I wanted to touch her and kiss her like that… well, not like that—
Actually. Yes. Exactly like that.
I wanted to kiss her, comfort her, and convince her that while I’d never be as passionate as a shifter, I could fulfill her desires and be a good mate.
Fire sparked from my hands, proving just how wrong I was. I couldn’t be passionate. I’d burn her if I ever let go enough to show her how I felt. Hell, just thinking about her like that made it impossible to control my magic. How could I be a good mate if I couldn’t even touch her?
I sagged to the floor, keeping my hands in the fireplace and letting my flames drip onto the cleaned concrete hearth and metal grate. I had to focus on my priorities: keeping her safe.
That was the only thing that mattered.
It had barely bothered me to see the stolen goods as well as the health and magic code violations at Left of Lincoln or at Mavis’s. My need to protect overwhelmed everything else. I’d failed my youngest brother, Dominic, and I’d been useless protecting my other brother, Gideon. I couldn’t fail Amiah.
Something banged against the floor out in the hall and I jerked up to my feet.

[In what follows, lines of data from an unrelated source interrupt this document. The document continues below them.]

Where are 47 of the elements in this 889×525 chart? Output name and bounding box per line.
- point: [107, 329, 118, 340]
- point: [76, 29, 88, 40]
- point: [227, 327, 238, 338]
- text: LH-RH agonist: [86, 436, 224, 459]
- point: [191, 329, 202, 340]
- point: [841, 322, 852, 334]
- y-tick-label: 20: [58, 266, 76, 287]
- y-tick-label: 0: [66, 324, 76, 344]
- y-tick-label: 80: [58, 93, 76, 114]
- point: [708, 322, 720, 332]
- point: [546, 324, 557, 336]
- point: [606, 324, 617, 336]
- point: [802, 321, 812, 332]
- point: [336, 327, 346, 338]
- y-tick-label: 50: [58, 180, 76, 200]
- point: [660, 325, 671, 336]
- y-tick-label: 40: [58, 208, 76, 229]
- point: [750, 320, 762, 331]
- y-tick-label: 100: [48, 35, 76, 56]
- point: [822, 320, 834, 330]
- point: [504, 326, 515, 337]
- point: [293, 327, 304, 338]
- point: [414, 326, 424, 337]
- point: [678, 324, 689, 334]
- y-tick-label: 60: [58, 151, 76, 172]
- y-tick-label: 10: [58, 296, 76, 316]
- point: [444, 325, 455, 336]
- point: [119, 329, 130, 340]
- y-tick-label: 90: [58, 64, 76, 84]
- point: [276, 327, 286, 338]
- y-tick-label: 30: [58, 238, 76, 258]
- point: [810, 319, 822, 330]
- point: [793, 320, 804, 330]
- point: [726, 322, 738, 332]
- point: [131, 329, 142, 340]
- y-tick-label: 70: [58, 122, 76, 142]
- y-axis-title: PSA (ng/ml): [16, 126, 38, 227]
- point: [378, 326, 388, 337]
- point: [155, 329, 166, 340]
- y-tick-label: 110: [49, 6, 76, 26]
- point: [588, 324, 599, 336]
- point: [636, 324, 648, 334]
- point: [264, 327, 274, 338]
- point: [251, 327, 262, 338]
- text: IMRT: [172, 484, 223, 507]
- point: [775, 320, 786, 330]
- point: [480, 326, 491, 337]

“Seireadan!” Titus roared. “Seireadan. She’s gone.”
My pulse skipped a beat. There was only one she Titus would be yelling about.
I threw open the office door. The bedroom door across from me — Titus’s door — had been ripped off its hinges and lay half on the bed, while Titus, dressed in the sweatpants Bane’s assistant had provided him, was already at the end of the hall. He shoved open Bane’s bedroom door, revealing the naked fae scrambling out of bed. Of course the fae slept naked. Had Amiah walked in on that when she’d gone to check on him after dinner?
“She
’s gone,” Titus said, his grip crushing the doorknob, his massive muscular chest heaving with rapid breaths. God he was strong and dangerous. And another one I needed to protect Amiah from.
“She can’t be gone,” Hawk said rushing from the living room into the hall. “She knows the dangers of the leash spell.”
Titus wrenched around to face Hawk and snarled. “She’s gone. I can feel it.”
I hurried into her bedroom and turned on the light. The bed was still made, and the scrubs Chris had brought over yesterday were still neatly folded at its foot. My stomach bottomed out and fire snapped from my hands.
“She’s not in her room.” I sucked my flames back before I burned anything and returned to the hall. “Would she be in the other room?” I asked, pointing to the only other door in the hall.
“That’s my clean room for complicated spell casting. No furniture or windows,” Bane said, pulling on a pair of slacks. “Would she be in there? Last I saw her, she said she needed to think.” Bane’s gaze flickered to Hawk before jumping to me.
“She’d want open sky,” I said as Titus threw open the clean room door. “She’d go to the roof if she could.”
“Would she risk the roof access being outside of the leash spell?” Bane asked.
“If she was upset enough.” And God, she had so much to be upset about.
I shoved past Hawk and stormed out the door.
If I really thought about it, it should have surprised me that she hadn’t gone to the roof sooner. Amiah’s need for open sky was stronger than most angels’. I didn’t know if it was the way she’d always been or if her captivity at the hands of that human had exacerbated the compulsion, but for as long as I’d known her, she’d sought out rooftops and large open spaces.
The others caught up to me and I fought to keep my pace even. There was no point in panicking. She was on the roof thinking. She probably just wanted some peace and time to think and was going to be upset we’d all come up to find her.